Wajahku lama-lama seperti kepiting rebus.
.
.
.
Kami kembali ke rumah. Sampai rumah kami diserbu Mia dengan berbagai pertanyaan.
"Kau lebih baik banyak bertanya pada gurumu," cibir Kevin kesal meladeni pertanyaan Mia yang tidak berujung.
"Aku tidak akan banyak bertanya jika kau tadi mengajakku!" bibir Mia mengerucut.
"Kau akan menganggu momenku dengan istriku."
Aku hanya tersenyum melihat pertengkaran mereka yang konyol. Melihat mereka bertengkar aku merasa tidak aneh lagi, seperti pernah terjadi sebelumnya.
Gelenyar aneh menerpaku. Tiba-tiba kepalaku seperti ada yang menusukku berulang kali, rasanya sangat sakit sehingga membuatku menjerit tidak tahan. Kevin yang melihat reaksiku langsung menghampiriku dan menahan berat badanku yang hampir tersungkur ke lantai.

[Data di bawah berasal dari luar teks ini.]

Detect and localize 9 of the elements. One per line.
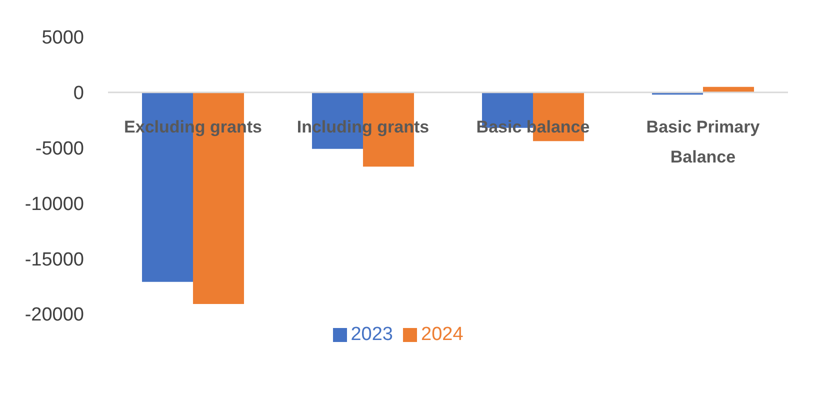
y-tick-label: 0: [73, 83, 84, 104]
y-tick-label: -5000: [35, 138, 84, 160]
legend-label: 2024: [421, 324, 464, 345]
y-tick-label: -20000: [24, 304, 84, 326]
y-tick-label: -10000: [24, 194, 84, 215]
y-tick-label: 5000: [42, 28, 84, 49]
legend-label: 2023: [350, 324, 393, 345]
x-tick-label: Basic Primary Balance: [646, 117, 760, 166]
y-tick-label: -15000: [24, 249, 84, 270]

Suara-suara itu kembali terngiang di telingaku. Memenuhi isi kepalaku. Dan kini aku menyadari semua yang pernah terjadi di rumah ini seperti pernah ku alami sebelumnya. Begitu nyata.
"Kak Luna!!!"
"Luna, kau kenapa?"
"Luna sadarlah!"
Aku tidak bisa mendengar Kevin dengan jelas, suara-suara itu lebih keras di telingaku dari pada suara Kevin maupun Mia. Kepalaku sekarang seperti sedang di gerogoti. Rasa sakitnya sampai tak bisa kurasakan lagi. Semuanya menjadi gelap dan sunyi. Aku hanya bisa melihat kegelapan dan mendengar kesunyian. Semuanya menjadi kosong. Membawa jiwaku lepas dari ragaku.